Ein Versuch, der Kunst Werner Reiterers in Kürze beizukommen
Möglicherweise würde es der Kunst Werner Reiterers, für die er heute geehrt wird, eher entsprechen, wenn ich Sie, sehr geehrte Damen und Herren, jetzt mit dem Inhalt seines Raumprojekts von 1997 konfrontieren und auffordern würde: „Holen Sie tief Atem und tragen Sie die Luft in den nächsten Raum“. Dann wären wir alle mitten im Geschehen einer scheinbar krausen künstlerischen Welt, in der uns sinnliche Ironie und tiefere Bedeutung die Orientierungspunkte liefern.

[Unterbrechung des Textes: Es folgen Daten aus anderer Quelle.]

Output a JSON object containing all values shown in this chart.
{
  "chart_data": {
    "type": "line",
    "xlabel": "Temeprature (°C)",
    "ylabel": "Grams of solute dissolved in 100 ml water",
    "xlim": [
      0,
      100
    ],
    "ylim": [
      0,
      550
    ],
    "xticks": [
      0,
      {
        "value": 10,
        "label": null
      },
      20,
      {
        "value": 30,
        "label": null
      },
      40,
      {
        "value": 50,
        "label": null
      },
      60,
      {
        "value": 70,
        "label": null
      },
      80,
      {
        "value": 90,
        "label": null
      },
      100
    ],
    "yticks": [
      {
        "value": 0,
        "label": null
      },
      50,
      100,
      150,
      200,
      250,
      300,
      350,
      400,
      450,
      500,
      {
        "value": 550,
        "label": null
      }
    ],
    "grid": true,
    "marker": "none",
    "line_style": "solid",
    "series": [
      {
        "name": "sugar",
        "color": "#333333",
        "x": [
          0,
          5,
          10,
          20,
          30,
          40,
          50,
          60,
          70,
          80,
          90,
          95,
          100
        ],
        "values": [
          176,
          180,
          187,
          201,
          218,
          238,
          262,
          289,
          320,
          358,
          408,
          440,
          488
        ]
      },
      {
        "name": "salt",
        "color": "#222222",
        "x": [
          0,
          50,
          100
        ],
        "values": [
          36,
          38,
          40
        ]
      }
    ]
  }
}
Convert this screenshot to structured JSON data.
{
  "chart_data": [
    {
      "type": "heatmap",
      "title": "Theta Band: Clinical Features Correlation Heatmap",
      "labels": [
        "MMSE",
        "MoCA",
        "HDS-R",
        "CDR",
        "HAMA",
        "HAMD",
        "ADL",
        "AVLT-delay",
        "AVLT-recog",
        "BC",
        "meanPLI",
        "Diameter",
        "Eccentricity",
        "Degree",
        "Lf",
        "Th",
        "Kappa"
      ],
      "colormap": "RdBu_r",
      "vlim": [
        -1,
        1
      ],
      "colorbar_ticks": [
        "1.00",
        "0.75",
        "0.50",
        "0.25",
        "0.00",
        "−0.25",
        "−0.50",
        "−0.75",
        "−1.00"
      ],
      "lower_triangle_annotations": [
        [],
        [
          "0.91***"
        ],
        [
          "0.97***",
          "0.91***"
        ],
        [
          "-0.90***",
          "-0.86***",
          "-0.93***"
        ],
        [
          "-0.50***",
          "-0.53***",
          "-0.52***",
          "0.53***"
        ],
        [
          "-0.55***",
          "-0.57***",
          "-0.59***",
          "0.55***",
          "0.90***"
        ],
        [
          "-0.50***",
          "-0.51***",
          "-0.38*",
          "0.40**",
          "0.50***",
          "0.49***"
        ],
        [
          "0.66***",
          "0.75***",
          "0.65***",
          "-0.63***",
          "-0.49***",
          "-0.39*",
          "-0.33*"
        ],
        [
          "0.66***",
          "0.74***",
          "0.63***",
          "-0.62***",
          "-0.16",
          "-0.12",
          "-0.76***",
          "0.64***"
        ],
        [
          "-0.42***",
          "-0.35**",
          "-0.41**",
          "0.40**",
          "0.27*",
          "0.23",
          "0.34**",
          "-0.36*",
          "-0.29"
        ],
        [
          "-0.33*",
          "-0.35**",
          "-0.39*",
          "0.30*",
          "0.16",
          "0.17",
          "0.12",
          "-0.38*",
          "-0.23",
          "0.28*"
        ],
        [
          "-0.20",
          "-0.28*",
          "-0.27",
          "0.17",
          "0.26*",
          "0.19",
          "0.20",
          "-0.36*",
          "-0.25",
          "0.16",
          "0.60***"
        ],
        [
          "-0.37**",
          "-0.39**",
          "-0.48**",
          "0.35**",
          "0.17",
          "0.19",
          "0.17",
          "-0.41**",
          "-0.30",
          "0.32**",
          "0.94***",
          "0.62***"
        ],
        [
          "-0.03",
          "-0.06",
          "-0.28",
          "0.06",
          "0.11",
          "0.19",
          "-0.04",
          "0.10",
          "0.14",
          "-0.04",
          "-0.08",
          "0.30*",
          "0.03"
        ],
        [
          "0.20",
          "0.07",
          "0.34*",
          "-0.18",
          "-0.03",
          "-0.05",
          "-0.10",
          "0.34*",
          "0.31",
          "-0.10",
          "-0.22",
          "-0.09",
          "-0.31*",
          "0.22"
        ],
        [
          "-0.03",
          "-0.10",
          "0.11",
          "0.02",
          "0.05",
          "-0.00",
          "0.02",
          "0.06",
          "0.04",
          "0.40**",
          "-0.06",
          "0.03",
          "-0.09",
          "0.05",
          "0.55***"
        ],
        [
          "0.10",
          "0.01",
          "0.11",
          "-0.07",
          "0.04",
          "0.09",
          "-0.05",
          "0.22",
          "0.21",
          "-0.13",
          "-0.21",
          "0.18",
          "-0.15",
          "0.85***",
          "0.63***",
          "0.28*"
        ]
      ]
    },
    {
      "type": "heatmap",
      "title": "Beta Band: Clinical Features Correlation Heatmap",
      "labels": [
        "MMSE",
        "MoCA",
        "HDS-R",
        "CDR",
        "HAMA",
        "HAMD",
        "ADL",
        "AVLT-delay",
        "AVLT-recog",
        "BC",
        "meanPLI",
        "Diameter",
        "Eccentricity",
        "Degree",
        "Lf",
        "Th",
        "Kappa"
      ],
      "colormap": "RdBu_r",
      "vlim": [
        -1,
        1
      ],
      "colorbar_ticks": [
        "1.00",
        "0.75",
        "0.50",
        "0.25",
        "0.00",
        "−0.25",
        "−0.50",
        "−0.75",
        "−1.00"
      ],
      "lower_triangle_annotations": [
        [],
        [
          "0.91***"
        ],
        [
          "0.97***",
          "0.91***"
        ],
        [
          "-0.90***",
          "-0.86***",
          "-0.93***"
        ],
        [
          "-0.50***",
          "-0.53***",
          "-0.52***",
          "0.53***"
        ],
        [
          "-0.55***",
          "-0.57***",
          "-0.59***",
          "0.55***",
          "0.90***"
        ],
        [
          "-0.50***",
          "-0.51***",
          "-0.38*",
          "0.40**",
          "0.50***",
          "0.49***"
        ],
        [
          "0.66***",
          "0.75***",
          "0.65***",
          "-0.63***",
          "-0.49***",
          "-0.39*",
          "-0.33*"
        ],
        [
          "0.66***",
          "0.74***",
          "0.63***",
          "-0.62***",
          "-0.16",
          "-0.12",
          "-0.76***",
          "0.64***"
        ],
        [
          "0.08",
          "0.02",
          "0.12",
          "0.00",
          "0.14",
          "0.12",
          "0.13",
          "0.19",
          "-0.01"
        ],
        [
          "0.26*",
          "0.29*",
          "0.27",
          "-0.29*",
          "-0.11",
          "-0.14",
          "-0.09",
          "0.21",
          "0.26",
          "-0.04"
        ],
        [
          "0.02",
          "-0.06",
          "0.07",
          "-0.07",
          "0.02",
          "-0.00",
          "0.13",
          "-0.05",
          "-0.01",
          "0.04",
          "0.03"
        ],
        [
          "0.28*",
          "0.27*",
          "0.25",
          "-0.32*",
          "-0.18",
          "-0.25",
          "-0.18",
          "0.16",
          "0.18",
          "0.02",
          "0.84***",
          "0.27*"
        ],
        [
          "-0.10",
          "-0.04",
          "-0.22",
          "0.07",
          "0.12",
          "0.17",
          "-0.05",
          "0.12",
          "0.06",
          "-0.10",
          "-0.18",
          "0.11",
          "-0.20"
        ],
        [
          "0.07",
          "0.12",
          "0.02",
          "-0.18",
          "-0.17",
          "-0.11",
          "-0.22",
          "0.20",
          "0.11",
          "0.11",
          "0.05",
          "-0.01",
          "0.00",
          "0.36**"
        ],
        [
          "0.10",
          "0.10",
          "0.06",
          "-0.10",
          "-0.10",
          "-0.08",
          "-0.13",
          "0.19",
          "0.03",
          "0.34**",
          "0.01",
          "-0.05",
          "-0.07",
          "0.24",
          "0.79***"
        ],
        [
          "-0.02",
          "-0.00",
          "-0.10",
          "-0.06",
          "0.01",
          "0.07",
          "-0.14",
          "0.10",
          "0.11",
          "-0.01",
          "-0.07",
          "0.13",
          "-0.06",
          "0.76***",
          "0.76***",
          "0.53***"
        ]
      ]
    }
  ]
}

Stattdessen trete ich – ganz in der Art eines monologisierenden Studenten (sprich: Absolventen) der Kunstgeschichte, der sich unter einem Sockel (sprich: hinter einem Rednerpult) befindet (Titel eines Reiterer-Objekts) – vor Sie hin und versuche, eine vorläufige Bilanz über ein seit Jahren aufregendes Werk zu ziehen.
Vielleicht kann uns ein Projekt aus vielen weiteren möglichen Arbeiten eine beispielhafte Vorstellung davon liefern, warum das Werk von Werner Reiterer in den letzten Jahren eine derartige Aufmerksamkeit im internationalen Kunstgeschehen erregte. Der Künstler höhlt nicht nur Gebäude, er höhlt unsere ästhetischen und gedanklichen Vorstellungen aus.
Sein künstlerischer Beitrag für die Landesberufsschule St. Pölten (fertiggestellt 1997) bestand darin, eine Ecke des Gebäudes zu untergraben. Dadurch wird es dem Betrachter möglich, in ein neues räumliches Verhältnis zum Bau einzutreten. Mit dem partiellen Freilegen der Fundamente und dem Schaffen der Möglichkeit, diese ästhetisch und – durch das Unterwandern – physisch zu erleben, legt er auch das perfektionistisch standardisierte Erscheinungsbild von Architektur bloß. Der Rekurs auf die Codierungen des Bauwerks schafft einerseits theoriebezogene, andererseits erlebnisorientierte Konnotationen. Beide gründen auf vorhandene und eingeübte Gestaltungsmuster und damit auf die in vielen Beispielen der heutigen Kunst aktuelle Frage nach der Differenzierungsqualität gegenüber den realen Erscheinungsformen. Die auf den Lebenszusammenhang erweiterten künstlerischen Parameter erfordern ein radikal verändertes Vokabular, das aus der jeweiligen Situation ausgebildet wird. Invention wird hier vor dem Hintergrund realer, in Gebrauch befindlicher ästhetischer Determinanten durch Intervention abgelöst. Eine Intervention, die in ihrer relativen Minimalität – nicht nur im Verhältnis zum gesamten Bauvolumen – begriffliche und wahrnehmungsspezifische Wertigkeiten umzukehren imstande ist: Das künstlerische Segment destabilisiert die Architektur – und nicht nur sie – in ihrer kategorialen Bestimmung und läßt sie nunmehr als skulpturales Gebilde im Ganzen begreifen.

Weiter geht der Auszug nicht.